Intempéries: Quel impact pour l'économie?

METEO S'il devait se prolonger, l'épisode neigeux pourrait pénaliser un grand nombre de secteurs d’activité...

Claire Planchard

— 

A l'aéroport Lyon Saint-Exupéry le 15 janvier 2013.
A l'aéroport Lyon Saint-Exupéry le 15 janvier 2013. — FAYOLLE PASCAL/SIPA

Bien plus que le froid, la neige est le grand ennemi des entreprises. Outre les retards, voire les absences de salariés, c’est parfois l’ensemble de l’activité, de l’approvisionnement à la distribution, qui se trouve en effet perturbé par des routes enneigées. Tous secteurs confondus.

Les transporteurs en première ligne

Premières victimes directes: les entreprises de transports. Les trois épisodes neigeux de l’hiver 2010-2011 avaient ainsi coûté plus de 150 millions d’euros à la Fédération nationale des transports routiers (FNTR). Au total, elle chiffrait alors à 20 millions d’euros le manque à gagner quotidien lié aux mesures de stockage de poids-lourds. «Il y a la perte de chiffre d’affaires, mais aussi la désorganisation des entreprises et les coûts des heures supplémentaires pour les conducteurs bloqués», détaille-t-on à la Fédération.
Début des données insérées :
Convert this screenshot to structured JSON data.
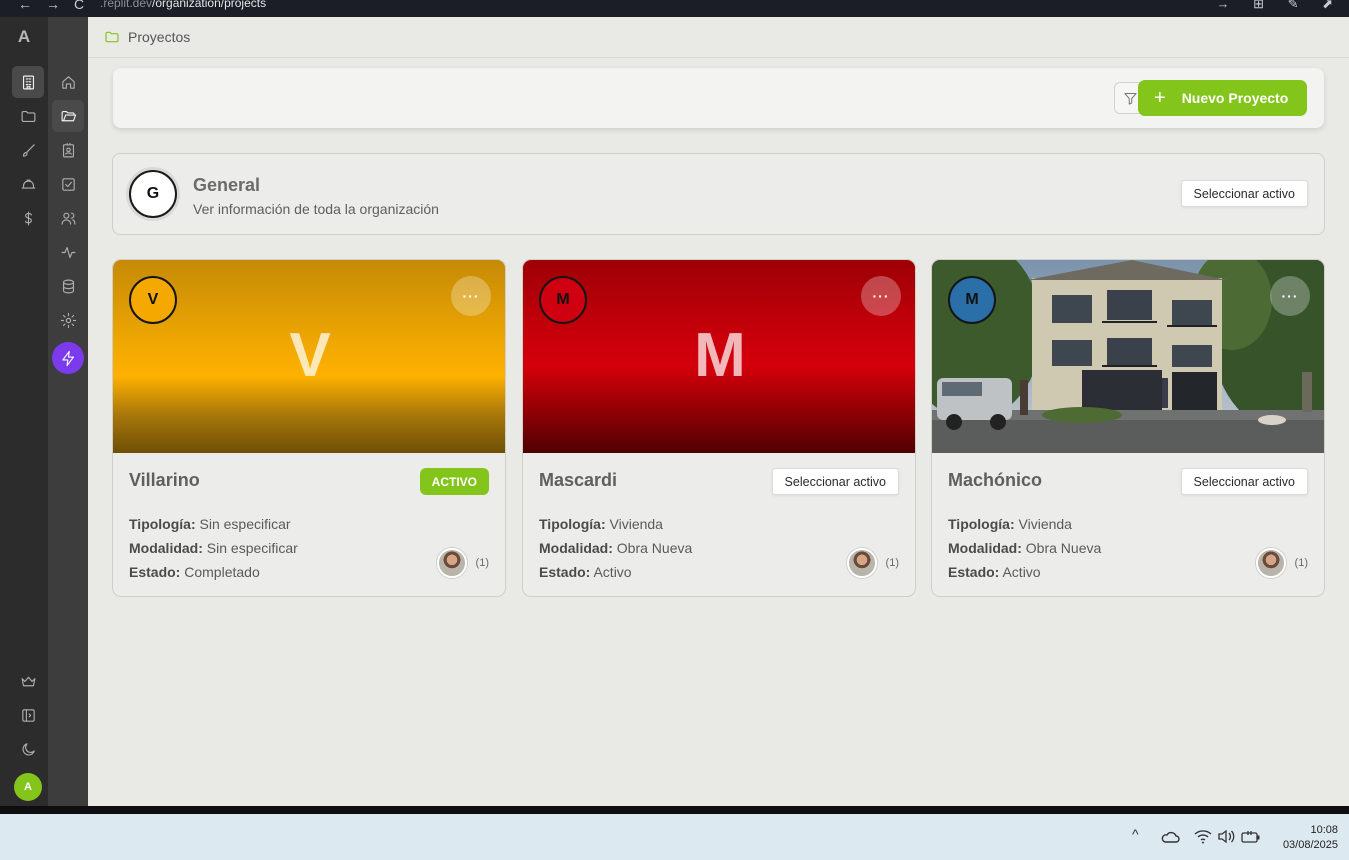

Le fait que l’Ile-de France soit touchée est un facteur aggravant, compte tenu de l’importance stratégique de ce carrefour routier pour les transports nationaux.

>> Le point sur les perturbations à prévoir dans les transports lundi et mardi

Même impact chez les compagnies aériennes: en 2010, la facture de l’épisode neigeux s’était élevée à 70 millions d’euros pour Air France – KLM. Si la compagnie refuse pour l’heure de chiffrer le coût des intempéries de ces trois derniers jours en raison de la prochaine publication des résultats annuels, le 22 février, l’annulation de 40% des vols courts et moyens courriers au départ de Paris demandée par la DGAC pèse sur ses comptes: «Nous avons envoyé 300.000 messages pour prévenir nos clients en cas d’annulation, nous avons assoupli nos conditions de modifications en proposant un report sans frais, 1.000 chambres d’hôtels ont été réservées la nuit dernière pour les passagers en correspondance et 4.000 personnes au total ont été mobilisées», explique un porte-parole.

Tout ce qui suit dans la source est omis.